We are not aware of an obvious reason that accounts for the differences in packing densities and protein-surface exposure between Leu and Ile side chains in class A GPCRs. It is however possible to formulate several hypotheses that could explain the observed differences, and which are not necessarily mutually exclusive. For example, the destabilizing effects due to the β-branching of Ile might require additional structural restraints to be present for adequately accommodating Ile within α-helices, preventing it from being too protein surface exposed. Another underlying rationale could be that Leu might form better interactions with lipids than Ile and thus occurs more often on the protein surface. The hypothesis that intrigued us the most was that Leu is more protein surface exposed because it adjusts the hydropathy of class A GPCRs for optimal insertion into membranes and/or for stability within them.

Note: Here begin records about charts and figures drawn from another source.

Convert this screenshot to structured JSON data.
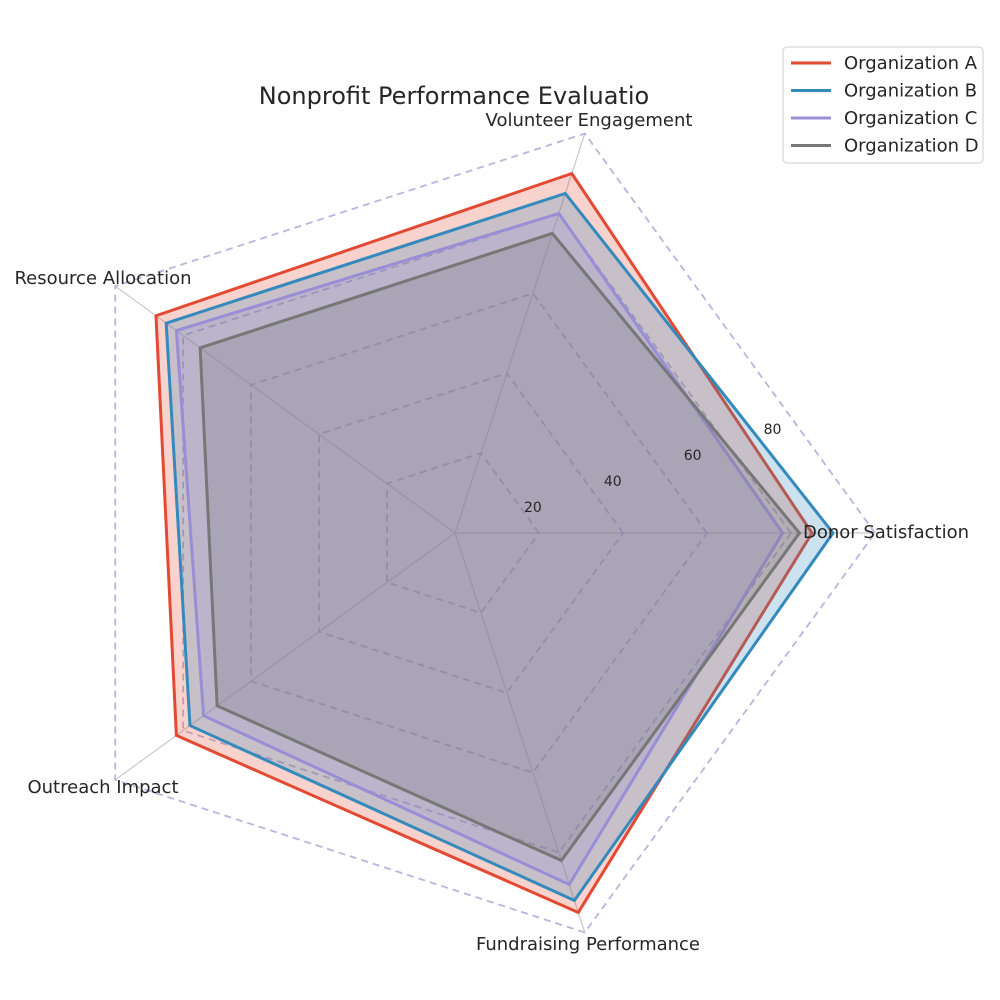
{
  "chart_data": {
    "type": "radar",
    "title": "Nonprofit Performance Evaluatio",
    "categories": [
      "Donor Satisfaction",
      "Volunteer Engagement",
      "Resource Allocation",
      "Outreach Impact",
      "Fundraising Performance"
    ],
    "rticks": [
      20,
      40,
      60,
      80
    ],
    "rlim": [
      0,
      100
    ],
    "grid": true,
    "legend_position": "top-right",
    "series": [
      {
        "name": "Organization A",
        "values": [
          85,
          90,
          88,
          82,
          95
        ],
        "color": "#E24A33"
      },
      {
        "name": "Organization B",
        "values": [
          90,
          85,
          85,
          78,
          92
        ],
        "color": "#348ABD"
      },
      {
        "name": "Organization C",
        "values": [
          78,
          80,
          82,
          74,
          88
        ],
        "color": "#988ED5"
      },
      {
        "name": "Organization D",
        "values": [
          82,
          75,
          75,
          70,
          82
        ],
        "color": "#777777"
      }
    ]
  }
}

We hypothesized that whether or not Leu is important for optimizing TMD hydropathy in class A GPCRs could be detected by two patterns with which this amino acid occurs in the overall amino acid composition. The first pattern is based on the spread of values of a property within a population: A property that needs to adopt a defined optimal value will display little variation between different members of the population. If mainly one factor optimizes the value of such a property, then the removal of that factor will lead to a larger variation in the resulting values, since they are no longer optimized. Hence, if Leu is responsible for optimizing TMD hydropathy, then hydropathies calculated without Leu should show larger variations than when calculated including Leu. This was indeed the case for the sequences of 1580 class A GPCR TMDs (Fig. 1D). Among all amino acids, Leu displays the strongest impact on TMD hydropathy variation.

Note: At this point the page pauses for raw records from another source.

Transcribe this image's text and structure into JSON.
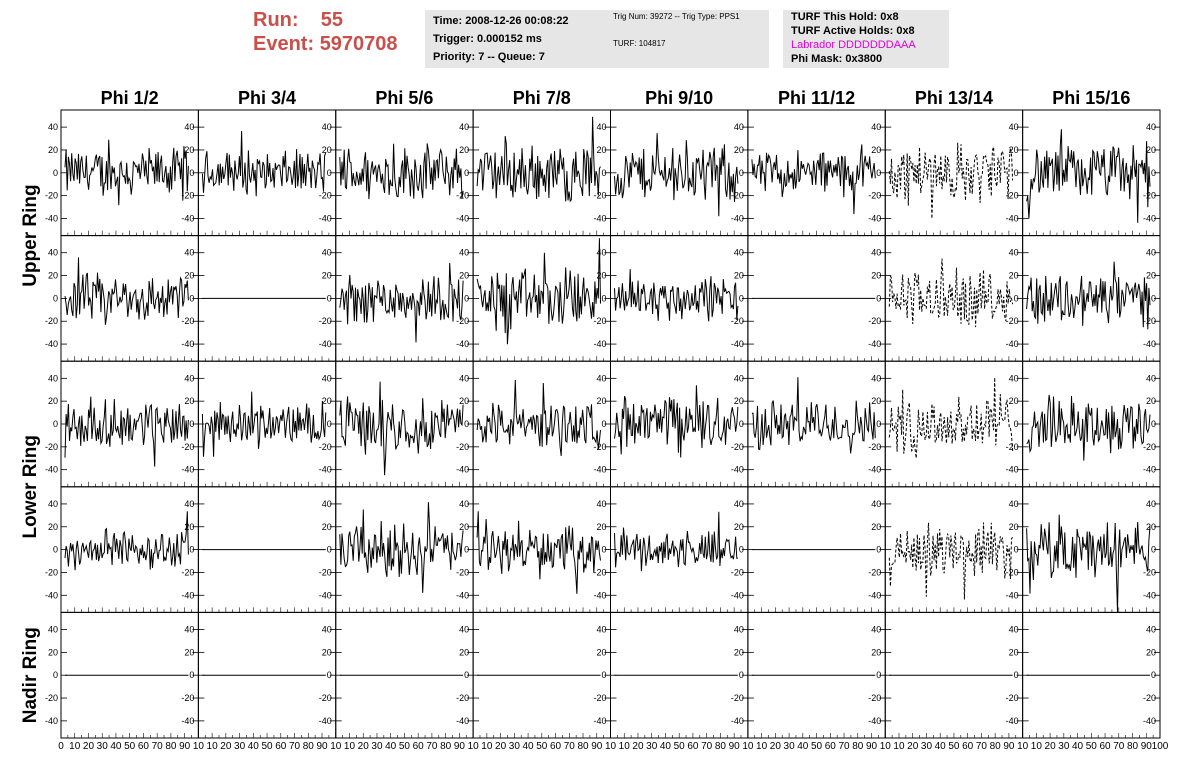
{
  "header": {
    "run_label": "Run:",
    "run_value": "55",
    "event_label": "Event:",
    "event_value": "5970708"
  },
  "info_box_1": {
    "time": "Time: 2008-12-26 00:08:22",
    "trigger": "Trigger: 0.000152 ms",
    "priority": "Priority: 7 -- Queue: 7"
  },
  "info_box_2": {
    "trig": "Trig Num: 39272 -- Trig Type: PPS1",
    "turf": "TURF: 104817"
  },
  "info_box_3": {
    "hold": "TURF This Hold: 0x8",
    "active": "TURF Active Holds: 0x8",
    "labrador": "Labrador DDDDDDDAAA",
    "mask": "Phi Mask: 0x3800"
  },
  "chart_data": {
    "type": "line",
    "columns": [
      "Phi 1/2",
      "Phi 3/4",
      "Phi 5/6",
      "Phi 7/8",
      "Phi 9/10",
      "Phi 11/12",
      "Phi 13/14",
      "Phi 15/16"
    ],
    "rows": [
      "Upper Ring",
      "Upper Ring",
      "Lower Ring",
      "Lower Ring",
      "Nadir Ring"
    ],
    "row_titles": [
      "Upper Ring",
      "Lower Ring",
      "Nadir Ring"
    ],
    "xlim": [
      0,
      100
    ],
    "ylim": [
      -55,
      55
    ],
    "x_ticks": [
      0,
      10,
      20,
      30,
      40,
      50,
      60,
      70,
      80,
      90,
      100
    ],
    "x_tick_labels": [
      "0",
      "10",
      "20",
      "30",
      "40",
      "50",
      "60",
      "70",
      "80",
      "90",
      "10",
      "10",
      "20",
      "30",
      "40",
      "50",
      "60",
      "70",
      "80",
      "90",
      "10",
      "10",
      "20",
      "30",
      "40",
      "50",
      "60",
      "70",
      "80",
      "90",
      "10",
      "10",
      "20",
      "30",
      "40",
      "50",
      "60",
      "70",
      "80",
      "90",
      "10",
      "10",
      "20",
      "30",
      "40",
      "50",
      "60",
      "70",
      "80",
      "90",
      "10",
      "10",
      "20",
      "30",
      "40",
      "50",
      "60",
      "70",
      "80",
      "90",
      "10",
      "10",
      "20",
      "30",
      "40",
      "50",
      "60",
      "70",
      "80",
      "90",
      "10",
      "10",
      "20",
      "30",
      "40",
      "50",
      "60",
      "70",
      "80",
      "90",
      "100"
    ],
    "y_ticks": [
      40,
      20,
      0,
      -20,
      -40
    ],
    "y_tick_labels": [
      "40",
      "20",
      "0",
      "-20",
      "-40"
    ],
    "panels": [
      [
        {
          "amp": 18,
          "style": "solid"
        },
        {
          "amp": 16,
          "style": "solid"
        },
        {
          "amp": 20,
          "style": "solid"
        },
        {
          "amp": 22,
          "style": "solid"
        },
        {
          "amp": 20,
          "style": "solid"
        },
        {
          "amp": 17,
          "style": "solid"
        },
        {
          "amp": 22,
          "style": "dashed"
        },
        {
          "amp": 20,
          "style": "solid"
        }
      ],
      [
        {
          "amp": 18,
          "style": "solid"
        },
        {
          "amp": 0,
          "style": "flat"
        },
        {
          "amp": 18,
          "style": "solid"
        },
        {
          "amp": 22,
          "style": "solid"
        },
        {
          "amp": 17,
          "style": "solid"
        },
        {
          "amp": 0,
          "style": "flat"
        },
        {
          "amp": 20,
          "style": "dashed"
        },
        {
          "amp": 20,
          "style": "solid"
        }
      ],
      [
        {
          "amp": 17,
          "style": "solid"
        },
        {
          "amp": 15,
          "style": "solid"
        },
        {
          "amp": 20,
          "style": "solid"
        },
        {
          "amp": 17,
          "style": "solid"
        },
        {
          "amp": 20,
          "style": "solid"
        },
        {
          "amp": 18,
          "style": "solid"
        },
        {
          "amp": 24,
          "style": "dashed"
        },
        {
          "amp": 20,
          "style": "solid"
        }
      ],
      [
        {
          "amp": 14,
          "style": "solid"
        },
        {
          "amp": 0,
          "style": "flat"
        },
        {
          "amp": 20,
          "style": "solid"
        },
        {
          "amp": 16,
          "style": "solid"
        },
        {
          "amp": 14,
          "style": "solid"
        },
        {
          "amp": 0,
          "style": "flat"
        },
        {
          "amp": 18,
          "style": "dashed"
        },
        {
          "amp": 22,
          "style": "solid"
        }
      ],
      [
        {
          "amp": 0,
          "style": "flat"
        },
        {
          "amp": 0,
          "style": "flat"
        },
        {
          "amp": 0,
          "style": "flat"
        },
        {
          "amp": 0,
          "style": "flat"
        },
        {
          "amp": 0,
          "style": "flat"
        },
        {
          "amp": 0,
          "style": "flat"
        },
        {
          "amp": 0,
          "style": "flat"
        },
        {
          "amp": 0,
          "style": "flat"
        }
      ]
    ],
    "colors": {
      "header_text": "#c9504a",
      "labrador": "#e000e0",
      "info_bg": "#e6e6e6",
      "trace": "#000000"
    },
    "grid": false
  }
}
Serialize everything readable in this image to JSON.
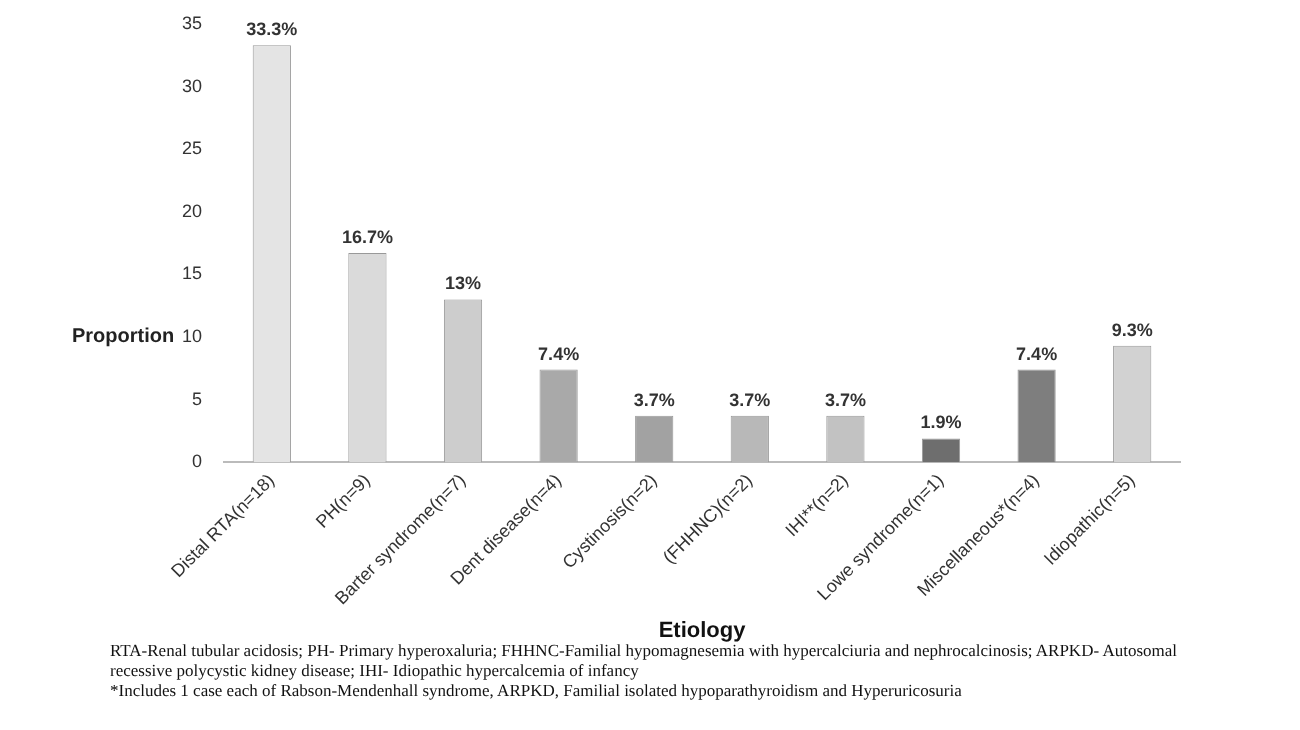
{
  "chart_data": {
    "type": "bar",
    "xlabel": "Etiology",
    "ylabel": "Proportion",
    "categories": [
      "Distal RTA(n=18)",
      "PH(n=9)",
      "Barter syndrome(n=7)",
      "Dent disease(n=4)",
      "Cystinosis(n=2)",
      "(FHHNC)(n=2)",
      "IHI**(n=2)",
      "Lowe syndrome(n=1)",
      "Miscellaneous*(n=4)",
      "Idiopathic(n=5)"
    ],
    "values": [
      33.3,
      16.7,
      13,
      7.4,
      3.7,
      3.7,
      3.7,
      1.9,
      7.4,
      9.3
    ],
    "colors": [
      "#e4e4e4",
      "#dadada",
      "#cdcdcd",
      "#a9a9a9",
      "#a2a2a2",
      "#b8b8b8",
      "#c2c2c2",
      "#6e6e6e",
      "#7e7e7e",
      "#d2d2d2"
    ],
    "value_labels": [
      "33.3%",
      "16.7%",
      "13%",
      "7.4%",
      "3.7%",
      "3.7%",
      "3.7%",
      "1.9%",
      "7.4%",
      "9.3%"
    ],
    "ylim": [
      0,
      35
    ],
    "yticks": [
      0,
      5,
      10,
      15,
      20,
      25,
      30,
      35
    ],
    "grid": false,
    "legend": false,
    "annotations": [
      "RTA-Renal tubular acidosis; PH- Primary hyperoxaluria; FHHNC-Familial hypomagnesemia with hypercalciuria and nephrocalcinosis; ARPKD- Autosomal recessive polycystic kidney disease; IHI- Idiopathic hypercalcemia of infancy",
      "*Includes 1 case each of Rabson-Mendenhall syndrome, ARPKD, Familial isolated hypoparathyroidism and Hyperuricosuria"
    ]
  }
}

The second expected pattern is related to correlations between Leu content and TMD hydropathy when calculated with and without Leu residues. If Leu tunes hydropathy, then a positive correlation between Leu content and TMD hydropathy (calculated without Leu) is expected because more Leu residues are required to compensate for a more hydrophilic sequence, i.e. the more hydrophilic the TMD of a GPCR is (without Leu), the more Leu residues are required to make this TMD sufficiently hydrophobic (Fig. 1F). This, however, means that the Leu content and the overall TMD hydropathies should be uncorrelated, i.e. the TMD of a GPCR does not become more hydrophobic the more Leu it contains (Fig. 1E). Overall, the correlations between Leu content and TMD hydropathy in the sequence sample match these predictions (Fig. 1E & 1F).

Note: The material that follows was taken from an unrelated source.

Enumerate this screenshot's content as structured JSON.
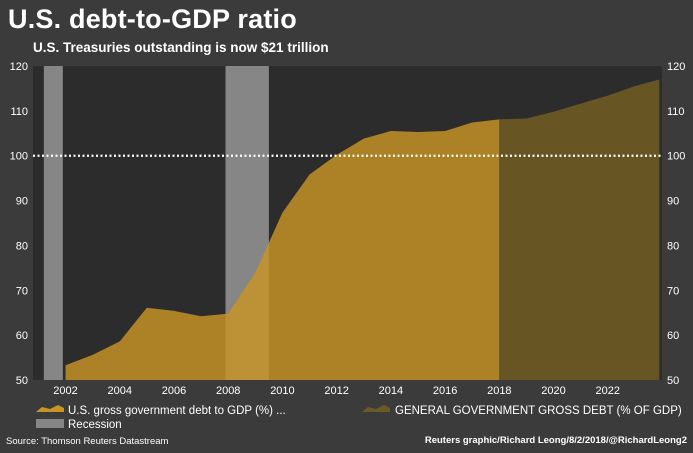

Interestingly, the patterns that are observed with Leu are absent or weaker with Ile, suggesting that Ile is not (or much less) involved in adjusting the hydropathy of the TMDs. This is insofar surprising as both amino acid share similar hydropathies, with Ile (−0.81 kcal/mol) being even slightly more hydrophobic than Leu (−0.69 kcal/mol). However, even if Leu would be the main driving force in adjusting TMD hydropathy in GPCRs, this will not be the only function of Leu. To quantify the extent to which the above-described effects are present when only a part of all Leu residues is involved in hydropathy tuning, we performed numerical simulations based on a simplified model for amino acid compositions.